Locke – Recensione
Un one man show film, questo è Locke, pellicola del regista Steven Knight, che ha affidato all’attore Tom Hardy l’intera pellicola.
Ivan Locke (Tom Hardy) è un costruttore famoso, di lui non si sa nulla se non questo, lo si vede salire in un’automobile super accessoriata dopo una dura giornata di lavoro, diretto a Londra per assistere alla nascita di sua figlia. Durante il percorso in autostrada riceverà alcune telefonate che nel giro di 80 minuti gli cambieranno la vita.
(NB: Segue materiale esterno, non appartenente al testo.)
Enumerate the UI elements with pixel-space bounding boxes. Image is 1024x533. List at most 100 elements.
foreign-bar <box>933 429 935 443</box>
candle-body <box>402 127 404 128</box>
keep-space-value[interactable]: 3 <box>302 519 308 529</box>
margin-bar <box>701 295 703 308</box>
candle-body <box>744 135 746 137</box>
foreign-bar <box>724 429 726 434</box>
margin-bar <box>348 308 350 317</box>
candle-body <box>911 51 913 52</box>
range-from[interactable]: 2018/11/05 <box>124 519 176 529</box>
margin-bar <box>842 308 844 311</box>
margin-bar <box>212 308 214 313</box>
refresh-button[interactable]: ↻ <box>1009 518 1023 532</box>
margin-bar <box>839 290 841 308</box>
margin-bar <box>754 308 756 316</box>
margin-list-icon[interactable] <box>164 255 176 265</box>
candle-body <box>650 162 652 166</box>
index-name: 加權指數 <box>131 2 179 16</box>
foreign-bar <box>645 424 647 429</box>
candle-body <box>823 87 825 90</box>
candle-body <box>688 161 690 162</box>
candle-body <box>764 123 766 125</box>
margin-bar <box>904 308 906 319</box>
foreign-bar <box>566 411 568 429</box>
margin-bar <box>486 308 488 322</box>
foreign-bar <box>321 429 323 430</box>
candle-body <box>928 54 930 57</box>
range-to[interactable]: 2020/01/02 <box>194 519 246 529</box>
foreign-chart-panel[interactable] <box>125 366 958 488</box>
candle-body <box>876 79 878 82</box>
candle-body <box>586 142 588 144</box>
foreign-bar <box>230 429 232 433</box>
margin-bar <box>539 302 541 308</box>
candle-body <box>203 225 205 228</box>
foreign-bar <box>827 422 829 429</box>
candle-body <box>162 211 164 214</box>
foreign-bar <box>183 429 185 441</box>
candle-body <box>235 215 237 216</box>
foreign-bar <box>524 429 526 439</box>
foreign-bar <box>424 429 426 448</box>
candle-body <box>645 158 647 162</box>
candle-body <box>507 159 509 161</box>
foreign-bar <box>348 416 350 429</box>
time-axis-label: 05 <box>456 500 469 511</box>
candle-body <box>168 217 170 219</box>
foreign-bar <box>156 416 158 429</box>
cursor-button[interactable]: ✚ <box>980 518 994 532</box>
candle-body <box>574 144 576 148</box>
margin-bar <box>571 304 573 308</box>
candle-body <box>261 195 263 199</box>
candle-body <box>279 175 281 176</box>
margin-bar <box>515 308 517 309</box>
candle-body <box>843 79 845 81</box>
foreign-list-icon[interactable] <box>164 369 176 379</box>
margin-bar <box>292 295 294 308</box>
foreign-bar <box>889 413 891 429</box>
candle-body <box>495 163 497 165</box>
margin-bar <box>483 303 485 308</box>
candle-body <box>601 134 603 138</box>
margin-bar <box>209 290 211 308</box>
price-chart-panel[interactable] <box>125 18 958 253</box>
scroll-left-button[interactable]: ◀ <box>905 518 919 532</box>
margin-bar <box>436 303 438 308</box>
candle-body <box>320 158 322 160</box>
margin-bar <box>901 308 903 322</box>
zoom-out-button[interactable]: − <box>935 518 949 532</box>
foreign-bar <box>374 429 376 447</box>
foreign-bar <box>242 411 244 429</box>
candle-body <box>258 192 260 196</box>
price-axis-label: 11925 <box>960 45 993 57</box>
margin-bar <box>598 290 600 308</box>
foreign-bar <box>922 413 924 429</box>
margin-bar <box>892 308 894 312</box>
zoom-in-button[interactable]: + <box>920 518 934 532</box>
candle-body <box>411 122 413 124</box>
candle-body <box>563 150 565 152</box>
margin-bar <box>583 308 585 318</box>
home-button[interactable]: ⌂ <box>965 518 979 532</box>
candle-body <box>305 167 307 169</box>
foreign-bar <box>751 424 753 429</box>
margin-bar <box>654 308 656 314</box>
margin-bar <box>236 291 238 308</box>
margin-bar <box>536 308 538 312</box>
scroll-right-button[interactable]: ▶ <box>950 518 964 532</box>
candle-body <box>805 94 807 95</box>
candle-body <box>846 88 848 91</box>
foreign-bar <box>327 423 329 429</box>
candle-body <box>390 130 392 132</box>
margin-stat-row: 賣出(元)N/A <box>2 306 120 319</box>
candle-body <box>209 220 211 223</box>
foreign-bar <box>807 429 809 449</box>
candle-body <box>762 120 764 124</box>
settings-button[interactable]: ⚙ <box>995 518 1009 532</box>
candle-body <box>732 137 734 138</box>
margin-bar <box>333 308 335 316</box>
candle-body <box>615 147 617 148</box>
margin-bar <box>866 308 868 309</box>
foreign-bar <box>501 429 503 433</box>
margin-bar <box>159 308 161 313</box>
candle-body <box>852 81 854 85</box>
Pellicola che segue cronologicamente il tragitto della macchina che guida il protagonista fino alla meta, “Locke” è stato presentato a Venezia Fuori Concorso e rappresenta una grande sfida sia dal punto di vista della sceneggiatura che di quello registico ed attoriale.
Tom Hardy è l’unico attore presente fisicamente, delle inquadrature fisse frontali lo mostrano agli occhi dello spettatore, catapultandone l’attenzione proprio sulla sua espressività e la capacità di mantenere per tutto il percorso in auto, una pazienza e un autocontrollo mai visto prima, perché per coloro che conoscono già da tempo l’attore, sapranno benissimo come i ruoli scelti da lui siano stati sempre quelli di villain o di uomo dalla forte prestanza fisica.
Granitico o meglio duro come il calcestruzzo e il cemento di cui si parla tanto nel film, Tom Hardy si scioglie pian piano, intervellando il suo self control ad attimi di ira, subito seguiti dal ricomporsi della maschera di uomo responsabile, nonostante i numerosi problemi sorti in famiglia: Locke è una roccia, che pian piano si sgretola, dimostrando tutt’altro che un cuore di pietra.
Questa solamente una delle qualità che rendono il film un grande film, nonostante la sua semplicità. Non è putroppo facile poter criticare la pellicola senza svelare qualche particolare importante e proprio per non rivelare il benché minimo dettaglio basta sapere che “Locke” di per sé trova il suo punto di forza proprio sul mistero e sullo scoprire a poco a poco, il presente e il passato del protagonista.
La teoria che sta dietro al film, storia abbastanza comune di un impresario edile dedito più al lavoro che alla famiglia, apre numerosi dibattiti e punti di domanda, che sembrano avere a che fare con il Locke famoso filosofo. È più giusto mettere al primo posto la carriera o il lavoro? Si può perdere in pochi minuti tutto ciò che c’è di più importante nella propria vita? Quest’ultima può essere vista come una metafora del tragitto stesso compiuto dal protagonista?
Per ricevere delle risposte a tutte queste domande non rimane che vedere personalmente il film, che senza suggerire molto, può essere semplicemente descritto come una pellicola originale, con un brillante attore che interagendo con i colleghi in modo altrettanto unico, è riuscito a mantenere in perfetto equilibrio il ritmo del film, dall’inizio alla fine.